Learning about the 1994 Rwandan genocide is a moving experience and essential to understanding how the country became what it is today. It also helps put in to perspective how genocides have occurred by various groups across the globe yet have key elements in common – the extreme polarization of a population with demonization and dehumanization of the ‘other’ group, organization at very high levels, an unwillingness of other nations/powers to ‘get involved’ unless they are directly affected by, and the underlying fear or discontent which provides the emotion necessary to consider carrying out such atrocities.

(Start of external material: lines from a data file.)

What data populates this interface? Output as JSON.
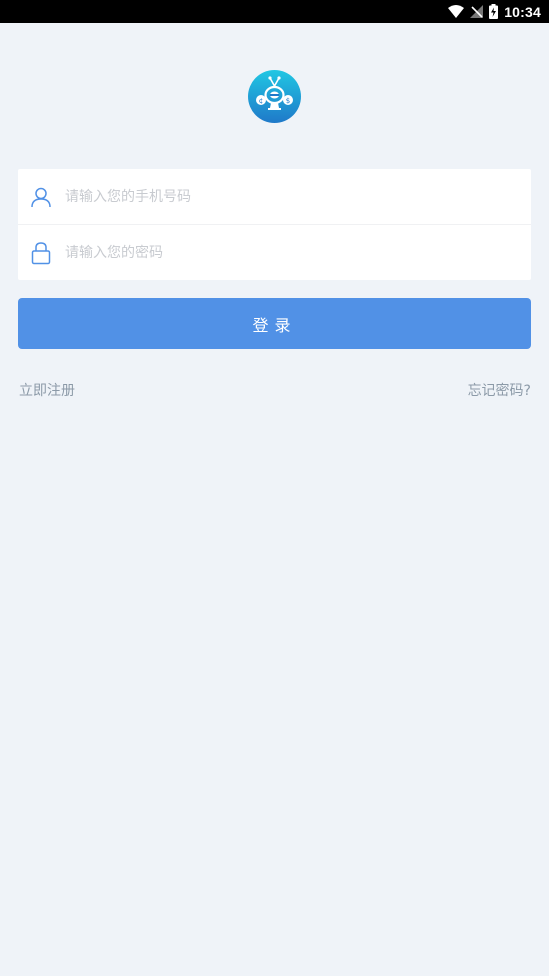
{
  "status_bar": {
    "time": "10:34",
    "icons": [
      "wifi-icon",
      "no-signal-icon",
      "battery-charging-icon"
    ]
  },
  "logo": {
    "icon": "app-logo"
  },
  "login_form": {
    "phone": {
      "placeholder": "请输入您的手机号码",
      "value": "",
      "icon": "user-icon"
    },
    "password": {
      "placeholder": "请输入您的密码",
      "value": "",
      "icon": "lock-icon"
    },
    "submit_label": "登录"
  },
  "links": {
    "register": "立即注册",
    "forgot_password": "忘记密码?"
  },
  "colors": {
    "background": "#eff3f8",
    "primary": "#5191e6",
    "link": "#8c9aa8",
    "placeholder": "#c8cbd0",
    "icon": "#5191e6"
  }
}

When we first arrived in Rwanda, we were blown away by its organization, infrastructure, and socially progressive policies. It wasn’t until many weeks later when I really began to think about how the country got there that I realized that there is much more to consider than is visible to the casual tourist. Yes, it is very clean and water is largely safe to drink. Rwandans have made care of the environment a priority. Yes, women make up a larger proportion of legislators than any other country in the world but those same women are also expected to maintain all of the traditionally female responsibilities in their household, even if their husbands do not work. They also took on those roles out of necessity, not because the populace saw the value of a larger female presence in government. Yes, they have banned plastic bags and mass importation of second hand clothes but the reasoning may not be as altruistic or progressive as it initially seems – after all the president is still the same guy who took over immediately after the genocide in 1994 and has consolidated his power more with each passing year. Rwanda is a beautiful country with beautiful people, but it’s still complicated.


2 responses to Learning About a Genocide: Rwanda

  1. jacksmith7comcastnet says:

    Thanks very much for this. For the first time I have a tiny bit of understanding of what happened and what’s going on. This is an excellent historical review. jack smith

    • dshindell says:

      Thanks Jack. It took me a lot of time to reach my perspective. It’s fascinating yet troubling.